Connie Aronson was actively painting and printmaking in New York City and nearby Litchfield County for more than 60 years. Using bright colors in oil and gouache, her work was dominated by paintings of floral still lifes and impressionistic images from her years of travel in Europe. That work shows the influences that she found in the works of Matisse, Van Gogh, Marsden Hartley, Georgia O’Keefe, and the German Expressionists.
“I paint to bathe in the joy of color,” Aronson said, and this is obvious as her bold work speaks through a palate of bright colors.
Aronson is best known for her colorful flowers and eloquent travel paintings, but her early work—impressionistic woodblock prints and abstract painting—are at least as deserving of attention.

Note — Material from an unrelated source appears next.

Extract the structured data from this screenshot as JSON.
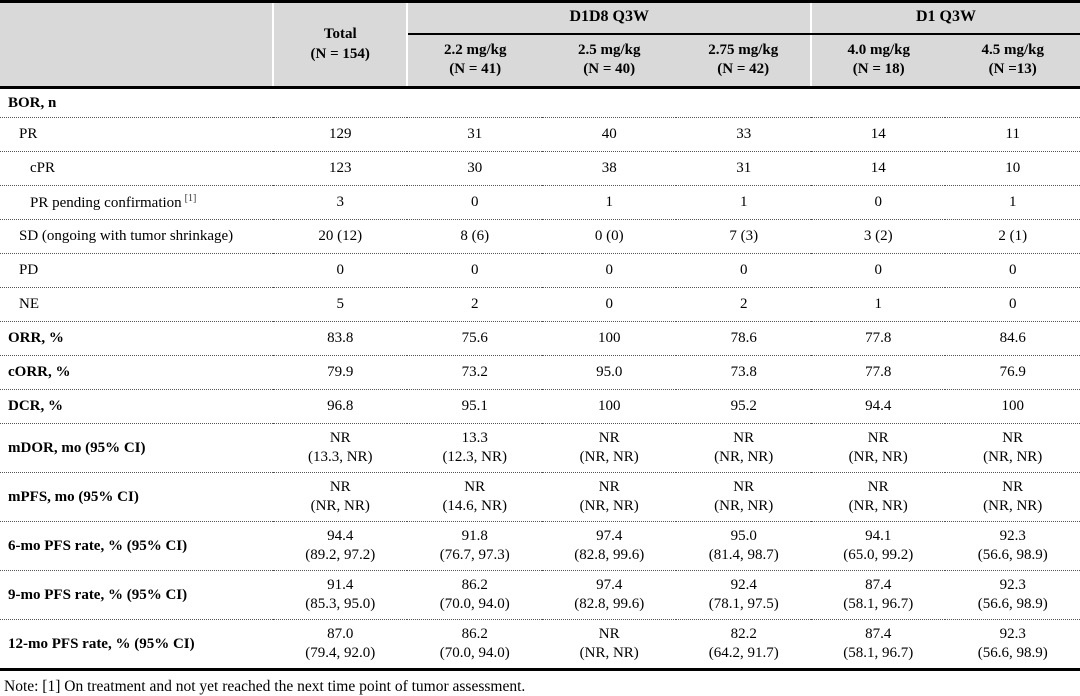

Aronson began painting as a teenager in Philadelphia, using watercolors to reinterpret Esquire magazine photographs. She gained her formal education in art at the Philadelphia School of Industrial Art and Art Design and, in New York, at the Art Student League and the Isabel O’Neil Studio. She studied with Bruce Dorfman at the at the Art Student League, Knox Martin, Hobson Pittman, and Murray Barton.
Aronson had an active exhibition schedule, showing both solo and in groups in New York City; Como, Italy; Northwestern Connecticut; and New England. Her paintings are in collections throughout the U.S. and internationally.